UNHCR concern as Australia detains asylum-seekers
ADELAIDE, Australia – ADELAIDE, Australia (AP) — The U.N. refugee agency expressed concern Monday that Australia is using holding newly arrived asylum-seekers in detention centers.
The government suspended refugee applications from Afghans and Sri Lankans on April 9, saying the situations in those countries had improved.
The new policy says the suspensions will be reassessed in three to six months. Until then, new asylum-seekers will be housed in detention centers. The government has already been forced to open new centers to cope with an overflow of arrivals.
But the U.N. said Monday there should be alternatives to detention for those who posed no security risk.
"The combination of mandatory detention, suspension of asylum claims and the geographical isolation of detention facilities ... all without any effective judicial oversight — is a deeply troubling set of factors," said Richard Towle of the U.N. refugee agency.
Detention is likely to have a negative impact on the physical and mental health of asylum-seekers, particularly those who have been tortured or traumatized before arriving in Australia, the U.N. said.
It particularly criticized the remote location of a new detention center to be opened at Curtin air force base in the state of Western Australia. The federal government announced Sunday that the facility, which had been used for the same purpose under the previous administration, would house up to 300 Sri Lankan and Afghan asylum-seekers whose applications were on hold.
The government is struggling to cope with illegal boatloads of asylum-seekers who have filled an offshore detention center and fueled a political debate over immigration policies.

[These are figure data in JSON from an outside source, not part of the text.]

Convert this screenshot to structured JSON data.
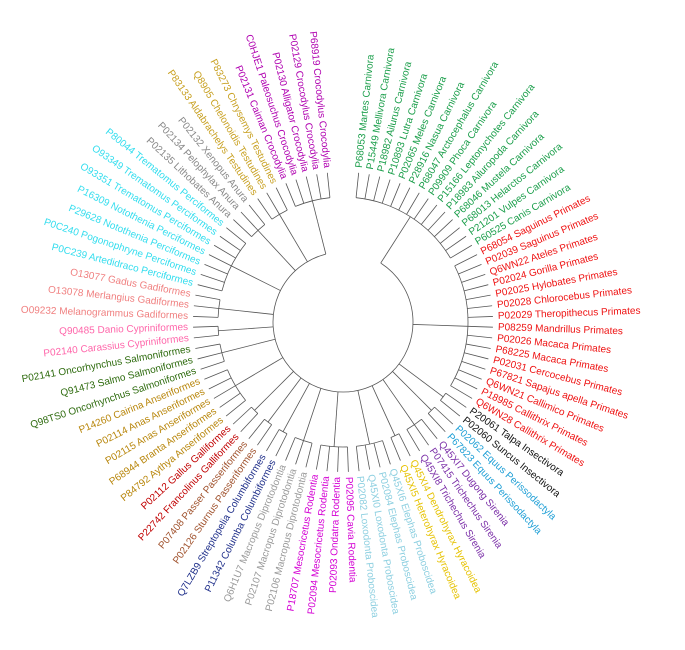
{
  "leaves": [
    {
      "label": "P68053 Martes Carnivora",
      "color": "#1a9e4a"
    },
    {
      "label": "P15449 Mellivora Carnivora",
      "color": "#1a9e4a"
    },
    {
      "label": "P18982 Ailurus Carnivora",
      "color": "#1a9e4a"
    },
    {
      "label": "P10893 Lutra Carnivora",
      "color": "#1a9e4a"
    },
    {
      "label": "P02065 Meles Carnivora",
      "color": "#1a9e4a"
    },
    {
      "label": "P28916 Nasua Carnivora",
      "color": "#1a9e4a"
    },
    {
      "label": "P68047 Arctocephalus Carnivora",
      "color": "#1a9e4a"
    },
    {
      "label": "P09909 Phoca Carnivora",
      "color": "#1a9e4a"
    },
    {
      "label": "P15166 Leptonychotes Carnivora",
      "color": "#1a9e4a"
    },
    {
      "label": "P18983 Ailuropoda Carnivora",
      "color": "#1a9e4a"
    },
    {
      "label": "P68046 Mustela Carnivora",
      "color": "#1a9e4a"
    },
    {
      "label": "P68013 Helarctos Carnivora",
      "color": "#1a9e4a"
    },
    {
      "label": "P21201 Vulpes Carnivora",
      "color": "#1a9e4a"
    },
    {
      "label": "P60525 Canis Carnivora",
      "color": "#1a9e4a"
    },
    {
      "label": "P68054 Saguinus Primates",
      "color": "#ee1111"
    },
    {
      "label": "P02039 Saguinus Primates",
      "color": "#ee1111"
    },
    {
      "label": "Q6WN22 Ateles Primates",
      "color": "#ee1111"
    },
    {
      "label": "P02024 Gorilla Primates",
      "color": "#ee1111"
    },
    {
      "label": "P02025 Hylobates Primates",
      "color": "#ee1111"
    },
    {
      "label": "P02028 Chlorocebus Primates",
      "color": "#ee1111"
    },
    {
      "label": "P02029 Theropithecus Primates",
      "color": "#ee1111"
    },
    {
      "label": "P08259 Mandrillus Primates",
      "color": "#ee1111"
    },
    {
      "label": "P02026 Macaca Primates",
      "color": "#ee1111"
    },
    {
      "label": "P68225 Macaca Primates",
      "color": "#ee1111"
    },
    {
      "label": "P02031 Cercocebus Primates",
      "color": "#ee1111"
    },
    {
      "label": "P67821 Sapajus apella Primates",
      "color": "#ee1111"
    },
    {
      "label": "Q6WN21 Callimico Primates",
      "color": "#ee1111"
    },
    {
      "label": "P18985 Callithrix Primates",
      "color": "#ee1111"
    },
    {
      "label": "Q6WN28 Callithrix Primates",
      "color": "#ee1111"
    },
    {
      "label": "P20061 Talpa Insectivora",
      "color": "#111111"
    },
    {
      "label": "P02060 Suncus Insectivora",
      "color": "#111111"
    },
    {
      "label": "P02062 Equus Perissodactyla",
      "color": "#1e9fd6"
    },
    {
      "label": "P67823 Equus Perissodactyla",
      "color": "#1e9fd6"
    },
    {
      "label": "Q45XI7 Dugong Sirenia",
      "color": "#7b2fa8"
    },
    {
      "label": "P07415 Trichechus Sirenia",
      "color": "#7b2fa8"
    },
    {
      "label": "Q45XI8 Trichechus Sirenia",
      "color": "#7b2fa8"
    },
    {
      "label": "Q45XI4 Dendrohyrax Hyracoidea",
      "color": "#e6c200"
    },
    {
      "label": "Q45XI5 Heterohyrax Hyracoidea",
      "color": "#e6c200"
    },
    {
      "label": "Q45XI6 Elephas Proboscidea",
      "color": "#8ccfe0"
    },
    {
      "label": "P02084 Elephas Proboscidea",
      "color": "#8ccfe0"
    },
    {
      "label": "Q45XI0 Loxodonta Proboscidea",
      "color": "#8ccfe0"
    },
    {
      "label": "P02082 Loxodonta Proboscidea",
      "color": "#8ccfe0"
    },
    {
      "label": "P02095 Cavia Rodentia",
      "color": "#d400d4"
    },
    {
      "label": "P02093 Ondatra Rodentia",
      "color": "#d400d4"
    },
    {
      "label": "P02094 Mesocricetus Rodentia",
      "color": "#d400d4"
    },
    {
      "label": "P18707 Mesocricetus Rodentia",
      "color": "#d400d4"
    },
    {
      "label": "P02106 Macropus Diprotodontia",
      "color": "#999999"
    },
    {
      "label": "P02107 Macropus Diprotodontia",
      "color": "#999999"
    },
    {
      "label": "Q6H1U7 Macropus Diprotodontia",
      "color": "#999999"
    },
    {
      "label": "P11342 Columba Columbiformes",
      "color": "#1f2f8a"
    },
    {
      "label": "Q7LZB9 Streptopelia Columbiformes",
      "color": "#1f2f8a"
    },
    {
      "label": "P02126 Sturnus Passeriformes",
      "color": "#a0522d"
    },
    {
      "label": "P07408 Passer Passeriformes",
      "color": "#a0522d"
    },
    {
      "label": "P22742 Francolinus Galliformes",
      "color": "#c00000"
    },
    {
      "label": "P02112 Gallus Galliformes",
      "color": "#c00000"
    },
    {
      "label": "P84792 Aythya Anseriformes",
      "color": "#b8860b"
    },
    {
      "label": "P68944 Branta Anseriformes",
      "color": "#b8860b"
    },
    {
      "label": "P02115 Anas Anseriformes",
      "color": "#b8860b"
    },
    {
      "label": "P02114 Anas Anseriformes",
      "color": "#b8860b"
    },
    {
      "label": "P14260 Cairina Anseriformes",
      "color": "#b8860b"
    },
    {
      "label": "Q98TS0 Oncorhynchus Salmoniformes",
      "color": "#2e6b0e"
    },
    {
      "label": "Q91473 Salmo Salmoniformes",
      "color": "#2e6b0e"
    },
    {
      "label": "P02141 Oncorhynchus Salmoniformes",
      "color": "#2e6b0e"
    },
    {
      "label": "P02140 Carassius Cypriniformes",
      "color": "#ff66aa"
    },
    {
      "label": "Q90485 Danio Cypriniformes",
      "color": "#ff66aa"
    },
    {
      "label": "O09232 Melanogrammus Gadiformes",
      "color": "#f08080"
    },
    {
      "label": "O13078 Merlangius Gadiformes",
      "color": "#f08080"
    },
    {
      "label": "O13077 Gadus Gadiformes",
      "color": "#f08080"
    },
    {
      "label": "P0C239 Artedidraco Perciformes",
      "color": "#33ddee"
    },
    {
      "label": "P0C240 Pogonophryne Perciformes",
      "color": "#33ddee"
    },
    {
      "label": "P29628 Notothenia Perciformes",
      "color": "#33ddee"
    },
    {
      "label": "P16309 Notothenia Perciformes",
      "color": "#33ddee"
    },
    {
      "label": "O93351 Trematomus Perciformes",
      "color": "#33ddee"
    },
    {
      "label": "O93349 Trematomus Perciformes",
      "color": "#33ddee"
    },
    {
      "label": "P80044 Trematomus Perciformes",
      "color": "#33ddee"
    },
    {
      "label": "P02135 Lithobates Anura",
      "color": "#888888"
    },
    {
      "label": "P02134 Pelophylax Anura",
      "color": "#888888"
    },
    {
      "label": "P02132 Xenopus Anura",
      "color": "#888888"
    },
    {
      "label": "P83133 Aldabrachelys Testudines",
      "color": "#c8a020"
    },
    {
      "label": "Q8905 Chelonoidis Testudines",
      "color": "#c8a020"
    },
    {
      "label": "P83273 Chrysemys Testudines",
      "color": "#c8a020"
    },
    {
      "label": "P02131 Caiman Crocodylia",
      "color": "#b000b0"
    },
    {
      "label": "C0HJE1 Paleosuchus Crocodylia",
      "color": "#b000b0"
    },
    {
      "label": "P02130 Alligator Crocodylia",
      "color": "#b000b0"
    },
    {
      "label": "P02129 Crocodylus Crocodylia",
      "color": "#b000b0"
    },
    {
      "label": "P68919 Crocodylus Crocodylia",
      "color": "#b000b0"
    }
  ]
}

The current government relaxed immigration regulations in 2008, reducing the time would-be refugees spend in detention before their applications are processed and dropping a requirement that they must renew visas every five years.
The opposition claims that those changes led to the tenfold increase in illegal boat people in 2009 over the previous year. They say the illegal arrivals drain money and resources and that they should apply through the established U.N. refugee process.